Após o choque do primeiro dia de guerra, Iryna sentiu-se determinada em arregaçar as mangas e agir, compreendendo que não podia continuar no estado de inércia como uma simples observadora. A sua primeira abordagem foi de intermediária na partilha de notícias sobre a situação da Ucrânia pelas redes sociais, servindo como um agente de informação, uma ponte entre os dois países. Porém, no segundo dia do conflito procurou desde logo formas de poder enviar bens essenciais para a Ucrânia, começando pela Associação Centro de Apoio à Ucrânia. Associaram-se a uma empresa de logística em Mem Martins que, frente à situação, também procurou iniciar uma campanha de envio de bens para a Ucrânia. Uma pequena ação de apoio transformou-se numa operação de ajuda humanitária de grandes dimensões. A mesma já contou com o apoio de vários clubes rotários, e uma grande quantidade de bens já chegou aos centros de apoio montados na fronteira da Polónia, bem como a algumas cidades do ocidente.
Iryna mostrou-nos que, sem pensar duas vezes, começou a planear e agir para atingir o objetivo de salvar vidas. O trabalho e esforços conjuntos são prova de que conseguimos concretizar ações que outrora pensávamos impossíveis.
A mais pequena ação ou ajuda tem o poder de impactar uma vida e transformar mentalidades. Por exemplo, quando passou há uns dias por uma escola em Sintra, observou desenhos da bandeira Ucrânia coladas nas janelas do edifício. Este pequeno gesto representa uma réstia de esperança que emocionou Iryna e encheu o coração dos seus familiares quando receberam a fotografia no seu telemóvel.

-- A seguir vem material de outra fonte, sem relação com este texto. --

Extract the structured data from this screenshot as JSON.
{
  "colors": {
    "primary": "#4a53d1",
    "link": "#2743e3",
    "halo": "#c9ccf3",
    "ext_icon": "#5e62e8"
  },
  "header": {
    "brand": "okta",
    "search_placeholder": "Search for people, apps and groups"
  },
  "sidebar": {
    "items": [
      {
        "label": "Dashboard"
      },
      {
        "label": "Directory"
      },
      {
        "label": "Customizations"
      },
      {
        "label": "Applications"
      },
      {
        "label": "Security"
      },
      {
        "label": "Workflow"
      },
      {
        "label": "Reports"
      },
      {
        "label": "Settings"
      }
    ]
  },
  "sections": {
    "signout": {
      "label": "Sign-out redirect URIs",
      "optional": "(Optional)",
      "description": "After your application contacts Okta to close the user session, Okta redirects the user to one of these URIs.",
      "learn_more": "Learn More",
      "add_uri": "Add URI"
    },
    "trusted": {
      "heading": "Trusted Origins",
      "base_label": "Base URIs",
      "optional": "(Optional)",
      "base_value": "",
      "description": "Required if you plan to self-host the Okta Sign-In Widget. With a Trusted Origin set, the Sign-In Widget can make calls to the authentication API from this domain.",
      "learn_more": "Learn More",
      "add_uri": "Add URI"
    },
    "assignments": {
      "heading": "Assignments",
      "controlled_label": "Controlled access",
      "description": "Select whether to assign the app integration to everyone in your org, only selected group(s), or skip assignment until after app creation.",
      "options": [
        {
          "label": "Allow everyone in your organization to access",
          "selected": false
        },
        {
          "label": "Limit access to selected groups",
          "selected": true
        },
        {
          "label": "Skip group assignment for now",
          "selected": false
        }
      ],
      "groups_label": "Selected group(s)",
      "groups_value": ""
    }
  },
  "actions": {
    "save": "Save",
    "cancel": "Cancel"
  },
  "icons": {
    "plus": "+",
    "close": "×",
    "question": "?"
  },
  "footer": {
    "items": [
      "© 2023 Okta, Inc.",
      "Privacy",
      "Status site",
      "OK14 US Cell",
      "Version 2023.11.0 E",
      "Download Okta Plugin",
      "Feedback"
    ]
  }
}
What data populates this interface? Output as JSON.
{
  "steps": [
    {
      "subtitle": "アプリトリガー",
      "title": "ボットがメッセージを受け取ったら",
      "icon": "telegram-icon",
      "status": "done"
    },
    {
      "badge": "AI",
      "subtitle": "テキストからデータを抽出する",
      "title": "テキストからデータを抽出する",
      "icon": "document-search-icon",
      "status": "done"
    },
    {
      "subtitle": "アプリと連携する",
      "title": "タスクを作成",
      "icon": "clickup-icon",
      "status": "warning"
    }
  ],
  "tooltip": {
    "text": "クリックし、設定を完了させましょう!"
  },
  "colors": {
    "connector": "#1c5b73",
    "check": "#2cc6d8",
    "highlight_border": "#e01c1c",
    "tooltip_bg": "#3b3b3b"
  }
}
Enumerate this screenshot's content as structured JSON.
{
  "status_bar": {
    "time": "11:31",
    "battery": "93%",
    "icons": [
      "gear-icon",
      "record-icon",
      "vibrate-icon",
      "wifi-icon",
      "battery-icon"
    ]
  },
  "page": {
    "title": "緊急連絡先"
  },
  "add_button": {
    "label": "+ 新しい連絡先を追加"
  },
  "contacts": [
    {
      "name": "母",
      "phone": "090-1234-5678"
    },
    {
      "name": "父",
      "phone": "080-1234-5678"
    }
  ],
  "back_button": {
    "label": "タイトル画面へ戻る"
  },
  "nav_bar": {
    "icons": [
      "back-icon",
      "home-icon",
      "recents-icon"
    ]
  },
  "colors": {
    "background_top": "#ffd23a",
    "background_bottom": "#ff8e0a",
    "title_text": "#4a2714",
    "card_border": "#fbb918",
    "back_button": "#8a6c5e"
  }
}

Mais tarde, durante um dos seus turnos no armazém do Centro de Apoio à Ucrânia, recebeu uns alunos de outra escola acompanhados da sua professora. Para além de doações de bens essenciais, levavam consigo um conjunto de desenhos feitos pelas crianças contendo caracteres em cirílico com mensagens de esperança e apoio. Rapidamente uma criança pede-lhe que se colem os desenhos nas caixas que estavam a enviar para a Ucrânia, pedido que foi prontamente aceite. Exagerando na fita-cola, uma outra criança começa a colar o seu desenho numa caixa e, quando se aproxima, percebe que atrás do desenho algo se encontrava. Quando questionada a criança sobre o que estava atrás do desenho, Iryna ouviu dela uma afirmação que a sensibiliza e emociona: “atrás do desenho está um doce e, quando a caixa chegar à Ucrânia, uma criança como eu pode ficar com ele”.
Iryna Ivashuk deixa-nos uma mensagem de confiança e paz, afirmando que são pequenos gestos que alteram o rumo de muitas vidas. Agir como cidadãos do mundo, responder a pedidos de ajuda, um simples sorriso ou um conjunto de palavras, têm um impacto e um poder transformador capazes de alcançar o impossível.